# Used PO1 for $365, good deal?



## acr (Apr 18, 2007)

*UPDATE NEW INFO: Used PO1 for $385 OTD, good deal?*

I just called the guy I know at the shop and was quoted a lower price of $385 with tax included. They have a 30 day return policy if I find any problems with it. What say ye now?

Original Post:

I was at a local pawn shop today and looked at a used P01. It showed the following wear. Barrel showed the usual scratches from cycling, hammer had wear on the sides and on the hammer face, magazine showed scratches from being inserted and removed, Philips head grip screws had finish worn from them, trigger was shiny where it contacts the trigger cut out in the frame, rails were mostly devoid of finish from cycling. The bore was dirty, but looked good. The only blemishes were a small ding that went through the finish and into the aluminum at the top right rear of the frame and two small chips that were just in the finish and not into the metal on the right side of the frame around the hole for the de-cock "stem" . The pistol functioned just fine from hand cycling, it de-cocked just fine, had a nice single action trigger and a somewhat gritty double action. It only had one 14 round mag and no box/paperwork. I was told it was a trade in item on something else. It would be almost $400 with tax.
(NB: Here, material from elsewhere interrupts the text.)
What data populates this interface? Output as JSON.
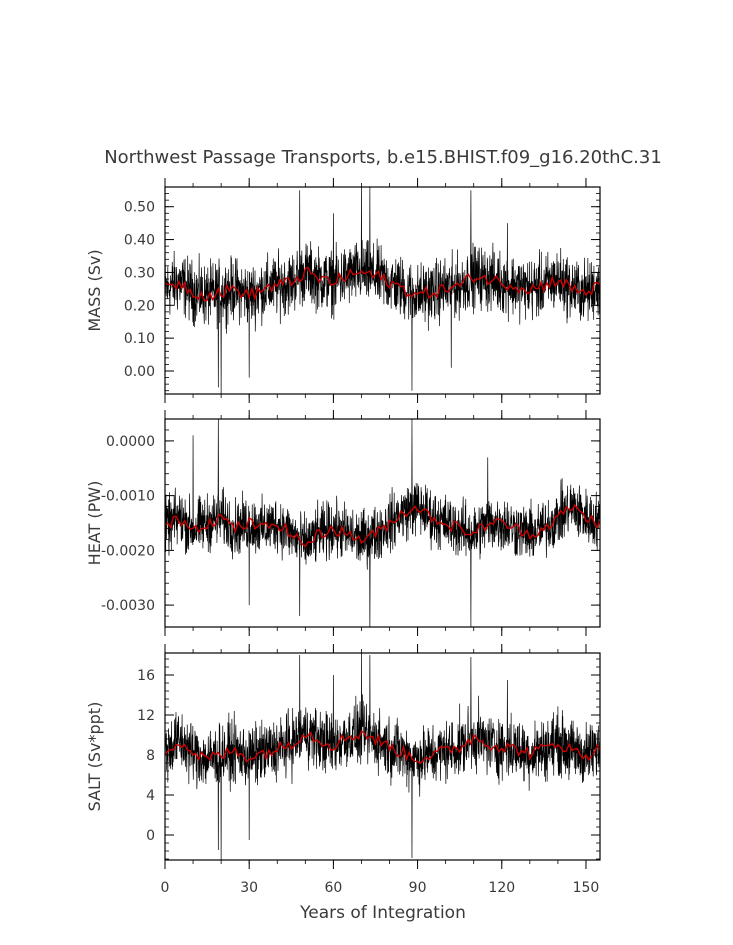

I can get a new one from two local sources from $459 + tax or about $500. I am going to call another guy that I know at the shop tomorrow and see if I can get a better deal, but I wanted to be prepared before I made any decisions, so I am asking yet another question here on price. I hope I have not bored you with all of the details or with some really long sentences to list everything that needed to be described.


----------



## Severian636 (Apr 15, 2007)

I can get a new one from two local sources from $459 + tax or about $500. I am going to call another guy that I know at the shop tomorrow and see if I can get a better deal, but I wanted to be prepared before I made any decisions, so I am asking yet another question here on price. I hope I have not bored you with all of the details or with some really long sentences to list everything that needed to be described.[/QUOTE]

I just bought a new one, and I recommend that you do the same I think
you'll be a lot happier. I don't know what other more expensive or well known
guns you have, but I predict this one will become a favorite of yours and
you'll probably kick yourself for not buying new. Two mags, gun lock, very
nice box, case and manual.


----------